Monday, January 10, 2011

Vol. II No. 15

At the Celebrity Club in Milwaukee I liked the sound of the saxophone in the band playing there, and during a break I asked the sax player about it. I said words to the effect that “Your sax sounds mellow – not raspy and honking and sleazy.” He explained that typical saxophone mouthpieces are plastic, but he used one made of hard rubber.

This illustrates the way that with music, the quality of the sound is directly related to the suchness of the apparatus that produces it.

The reader can easily imagine where I am going with this. What does digital audio sound like? It sounds like a computer simulating music. Why? Because it is a computer simulating music.

I had at one point fallen in love with the Clash’s Combat Rock LP. I had had an all-analog copy on vinyl which I enjoyed on my component hi-fi system. Many years later I saw a copy of Combat Rock on CD at the library and, trying to be generous and open-minded toward digital audio, I brought it home.
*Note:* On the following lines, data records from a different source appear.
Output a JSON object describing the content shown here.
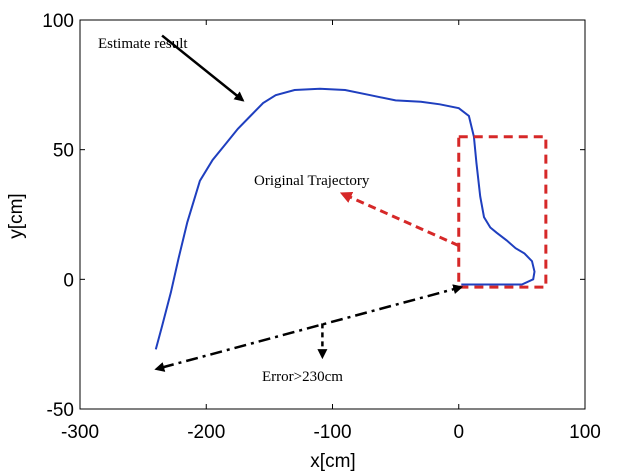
{
  "chart_data": {
    "type": "line",
    "xlabel": "x[cm]",
    "ylabel": "y[cm]",
    "xlim": [
      -300,
      100
    ],
    "ylim": [
      -50,
      100
    ],
    "x_ticks": [
      "-300",
      "-200",
      "-100",
      "0",
      "100"
    ],
    "y_ticks": [
      "-50",
      "0",
      "50",
      "100"
    ],
    "x_tick_values": [
      -300,
      -200,
      -100,
      0,
      100
    ],
    "y_tick_values": [
      -50,
      0,
      50,
      100
    ],
    "grid": false,
    "series": [
      {
        "color": "#1f3fbf",
        "points": [
          [
            -240,
            -27
          ],
          [
            -235,
            -18
          ],
          [
            -228,
            -5
          ],
          [
            -222,
            8
          ],
          [
            -215,
            22
          ],
          [
            -205,
            38
          ],
          [
            -195,
            46
          ],
          [
            -185,
            52
          ],
          [
            -175,
            58
          ],
          [
            -165,
            63
          ],
          [
            -155,
            68
          ],
          [
            -145,
            71
          ],
          [
            -130,
            73
          ],
          [
            -110,
            73.5
          ],
          [
            -90,
            73
          ],
          [
            -70,
            71
          ],
          [
            -50,
            69
          ],
          [
            -30,
            68.5
          ],
          [
            -15,
            67.5
          ],
          [
            0,
            66
          ],
          [
            8,
            63
          ],
          [
            12,
            55
          ],
          [
            14,
            45
          ],
          [
            17,
            32
          ],
          [
            20,
            24
          ],
          [
            25,
            20
          ],
          [
            30,
            18
          ],
          [
            38,
            15
          ],
          [
            45,
            12
          ],
          [
            52,
            10
          ],
          [
            58,
            7
          ],
          [
            60,
            3
          ],
          [
            59,
            0
          ],
          [
            50,
            -2
          ],
          [
            40,
            -2
          ],
          [
            30,
            -2
          ],
          [
            20,
            -2
          ],
          [
            8,
            -2
          ],
          [
            2,
            -2
          ]
        ]
      }
    ],
    "annotations": [
      {
        "text": "Estimate result"
      },
      {
        "text": "Original Trajectory"
      },
      {
        "text": "Error>230cm"
      }
    ],
    "region_box": {
      "x": [
        0,
        69
      ],
      "y": [
        -3,
        55
      ],
      "color": "#d62828"
    },
    "arrows": [
      {
        "from": [
          -235,
          94
        ],
        "to": [
          -171,
          69
        ],
        "color": "#000000",
        "style": "solid"
      },
      {
        "from": [
          0,
          13
        ],
        "to": [
          -92,
          33
        ],
        "color": "#d62828",
        "style": "dashed"
      },
      {
        "from": [
          -235,
          -34
        ],
        "to": [
          2,
          -3
        ],
        "color": "#000000",
        "style": "dashdot",
        "double": true
      },
      {
        "from": [
          -108,
          -17
        ],
        "to": [
          -108,
          -30
        ],
        "color": "#000000",
        "style": "dashed"
      }
    ]
  }
}
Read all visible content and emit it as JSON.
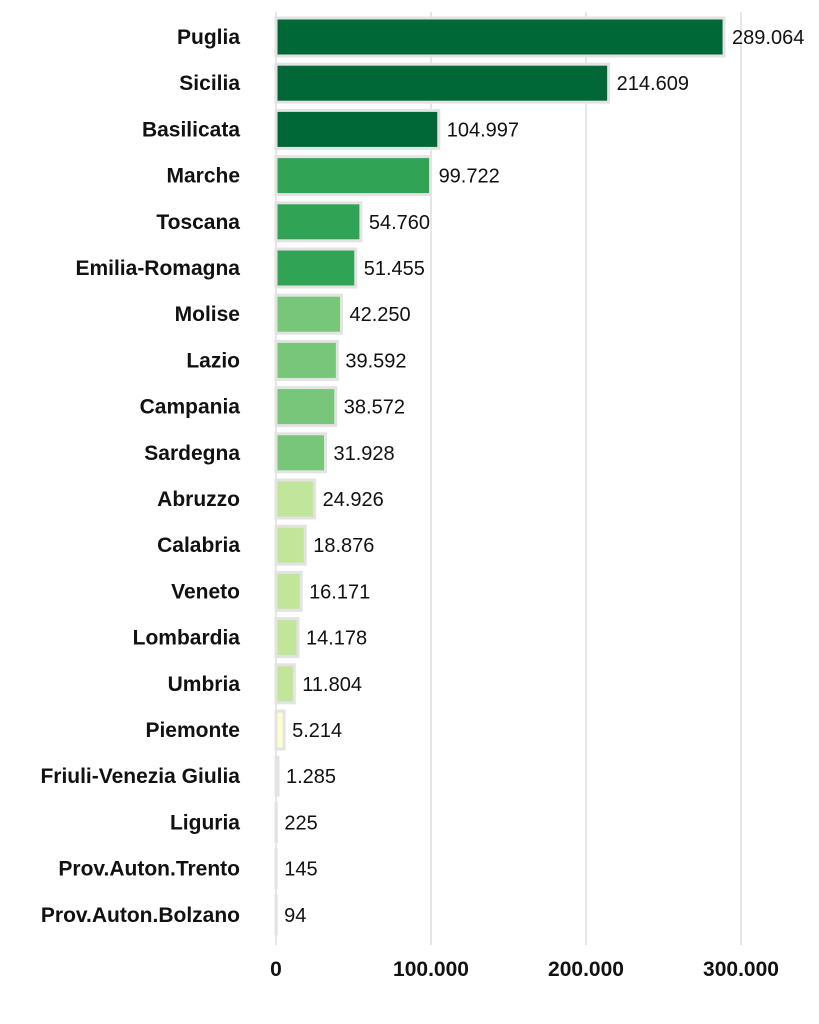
{
  "chart_data": {
    "type": "bar",
    "orientation": "horizontal",
    "title": "",
    "xlabel": "",
    "ylabel": "",
    "categories": [
      "Puglia",
      "Sicilia",
      "Basilicata",
      "Marche",
      "Toscana",
      "Emilia-Romagna",
      "Molise",
      "Lazio",
      "Campania",
      "Sardegna",
      "Abruzzo",
      "Calabria",
      "Veneto",
      "Lombardia",
      "Umbria",
      "Piemonte",
      "Friuli-Venezia Giulia",
      "Liguria",
      "Prov.Auton.Trento",
      "Prov.Auton.Bolzano"
    ],
    "values": [
      289064,
      214609,
      104997,
      99722,
      54760,
      51455,
      42250,
      39592,
      38572,
      31928,
      24926,
      18876,
      16171,
      14178,
      11804,
      5214,
      1285,
      225,
      145,
      94
    ],
    "value_labels": [
      "289.064",
      "214.609",
      "104.997",
      "99.722",
      "54.760",
      "51.455",
      "42.250",
      "39.592",
      "38.572",
      "31.928",
      "24.926",
      "18.876",
      "16.171",
      "14.178",
      "11.804",
      "5.214",
      "1.285",
      "225",
      "145",
      "94"
    ],
    "bar_colors": [
      "#006837",
      "#006837",
      "#006837",
      "#31a354",
      "#31a354",
      "#31a354",
      "#78c679",
      "#78c679",
      "#78c679",
      "#78c679",
      "#c2e699",
      "#c2e699",
      "#c2e699",
      "#c2e699",
      "#c2e699",
      "#ffffcc",
      "#ffffcc",
      "#ffffcc",
      "#ffffcc",
      "#ffffcc"
    ],
    "xlim": [
      0,
      300000
    ],
    "xticks": [
      0,
      100000,
      200000,
      300000
    ],
    "xtick_labels": [
      "0",
      "100.000",
      "200.000",
      "300.000"
    ],
    "grid": "vertical",
    "legend": "none"
  }
}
I put it in the CD player and played it through the component system at home. My thoughts and reaction were approximately thus: “Absolutely no freaking way! There is simply nothing here! Nothing I loved about this record is reproduced here!”

A friend recently said that my preference for analog audio is “sentimental”. In trying to understand why some people stubbornly disagree with me on this issue, I theorize they have a quasi-religious reverence for the computer.